Speaking of unmentionables…
As long as we’re on the topic, an Oklahoma CPA had sent his condolences to a close client who had just lost his wife following a long battle with cancer. “My grief poured out for the family and I respected his great strength,” he said. But as the CPA found out, grief can take some strange turns. “My sympathy and respect vaporized quite quickly when the surviving spouse showed up in my office to get his tax return prepared the next spring,” the CPA says. “His charitable deductions included a list of all the deceased’s bras and panties priced quite liberally.” Not only did the client claim the deductions— the IRS allowed them.
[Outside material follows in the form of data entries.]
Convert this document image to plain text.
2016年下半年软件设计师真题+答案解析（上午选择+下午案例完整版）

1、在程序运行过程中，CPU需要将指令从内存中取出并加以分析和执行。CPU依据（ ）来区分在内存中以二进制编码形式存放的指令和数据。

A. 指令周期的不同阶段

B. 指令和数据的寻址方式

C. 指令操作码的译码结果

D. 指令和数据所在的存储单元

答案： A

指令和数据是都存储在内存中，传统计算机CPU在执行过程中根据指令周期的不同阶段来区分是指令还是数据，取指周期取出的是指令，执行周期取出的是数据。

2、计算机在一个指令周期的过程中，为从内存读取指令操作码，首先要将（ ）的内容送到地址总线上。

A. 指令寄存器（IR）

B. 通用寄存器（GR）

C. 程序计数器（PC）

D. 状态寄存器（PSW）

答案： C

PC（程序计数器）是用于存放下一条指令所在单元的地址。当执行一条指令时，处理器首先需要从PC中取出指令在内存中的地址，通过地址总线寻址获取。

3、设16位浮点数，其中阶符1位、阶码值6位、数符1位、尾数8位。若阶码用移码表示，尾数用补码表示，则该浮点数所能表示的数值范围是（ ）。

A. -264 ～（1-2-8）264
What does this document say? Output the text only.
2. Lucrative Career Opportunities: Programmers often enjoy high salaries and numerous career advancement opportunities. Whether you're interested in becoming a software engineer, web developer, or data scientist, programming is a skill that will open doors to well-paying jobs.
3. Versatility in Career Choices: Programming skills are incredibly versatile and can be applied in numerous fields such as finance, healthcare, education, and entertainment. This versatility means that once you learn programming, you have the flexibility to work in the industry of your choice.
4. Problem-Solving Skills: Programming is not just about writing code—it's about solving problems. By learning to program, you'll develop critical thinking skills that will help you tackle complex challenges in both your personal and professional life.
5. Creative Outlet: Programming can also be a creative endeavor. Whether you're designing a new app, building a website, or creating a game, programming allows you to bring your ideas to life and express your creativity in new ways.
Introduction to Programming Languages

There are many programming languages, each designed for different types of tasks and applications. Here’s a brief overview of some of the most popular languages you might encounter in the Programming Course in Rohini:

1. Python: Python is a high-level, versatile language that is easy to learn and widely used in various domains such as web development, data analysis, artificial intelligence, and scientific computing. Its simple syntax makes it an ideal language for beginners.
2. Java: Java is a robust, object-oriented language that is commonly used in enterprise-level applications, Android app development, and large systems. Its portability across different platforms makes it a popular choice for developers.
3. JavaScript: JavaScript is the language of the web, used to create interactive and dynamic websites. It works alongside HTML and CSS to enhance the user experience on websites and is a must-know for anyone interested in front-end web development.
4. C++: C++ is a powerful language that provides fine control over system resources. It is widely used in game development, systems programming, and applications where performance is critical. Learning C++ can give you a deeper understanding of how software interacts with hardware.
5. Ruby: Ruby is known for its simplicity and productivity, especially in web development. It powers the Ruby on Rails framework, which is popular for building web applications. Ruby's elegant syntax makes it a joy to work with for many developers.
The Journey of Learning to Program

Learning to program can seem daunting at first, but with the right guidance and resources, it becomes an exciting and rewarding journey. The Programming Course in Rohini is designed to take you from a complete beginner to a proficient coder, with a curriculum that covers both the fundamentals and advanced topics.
If I’d only had a time machine
Walt Hatter, a Fort Worth, Texas, CPA, had heard some tall tales from taxpayers fishing for ways to write off their hobby. But one client beat them all. “I had a dentist client who came in and said he was in the fishing guide business,” Hatter said. “I said, ‘Are you serious?’ I didn’t believe him. He had to show me that he tried to make money at it.” When the dentist explained that he’d printed business cards, advertised for customers in magazines and devoted two days a week to his new enterprise, Hatter went against his instincts and agreed to allow him to file for a $9,000 loss and depreciate his equipment. Fortunately, the dentist was on the “deduct now, live the dream later” plan. “What’s funny is, this guy actually retired from being a dentist and went into guiding full time. It was a good lesson to me.”
To take an accurate pulse, of course!
Most of us don’t know the technical terms for the gadgets and gizmos in a doctor’s bag, right? So you can understand how Dallas CPA S. Miguel Reyna felt when he was asked to examine the tax return of a physician being audited by the IRS. “After reviewing his list of assets, we asked specifically, ‘What is this “time monitoring system” listed on your books?’” Reyna says. “He stammered a bit, then raised his shirt sleeve to point to his big sparkling Rolex!
Or we could simply deduct your cardiologist…
When you travel for a living, it’s easy to forget a minor detail about the various business lunches and dinners you attend. Then again, some restaurants are more conducive to accurate record-keeping than others, as Dallas CPA Ken Sibley found out. “We had an outside salesman client who ate more than two-thirds of his ‘meals’ at Hooters, but forgot who he entertained and what the business purpose of the meeting was,” he says. Perhaps he was in the control group for a new cholesterol-lowering drug.
Clearly, she was not an Aggie
Forgive Donna Wesling’s city upbringing. The Austin, Texas, CPA admits she wasn’t raised around livestock, which provided this moment of enlightenment when she was an accountant newbie transplanted to farm country. “Back then, there was the Investment Tax Credit (that) allowed for investment in new property,” she says. “One of our clients bought a herd of steers and I took investment credit on them when I prepared the return. “The CPA who reviewed the return called me to his office and told me I could not take the credit on steers. When I asked him why, he responded that you could only take the credit on breeding stock. To which I responded, ‘So?’ “He asked me if I knew what a steer was, and when I said I knew it was some sort of cow, he was too embarrassed to explain the process of how male cattle become steers. “The things they don’t teach you in college!”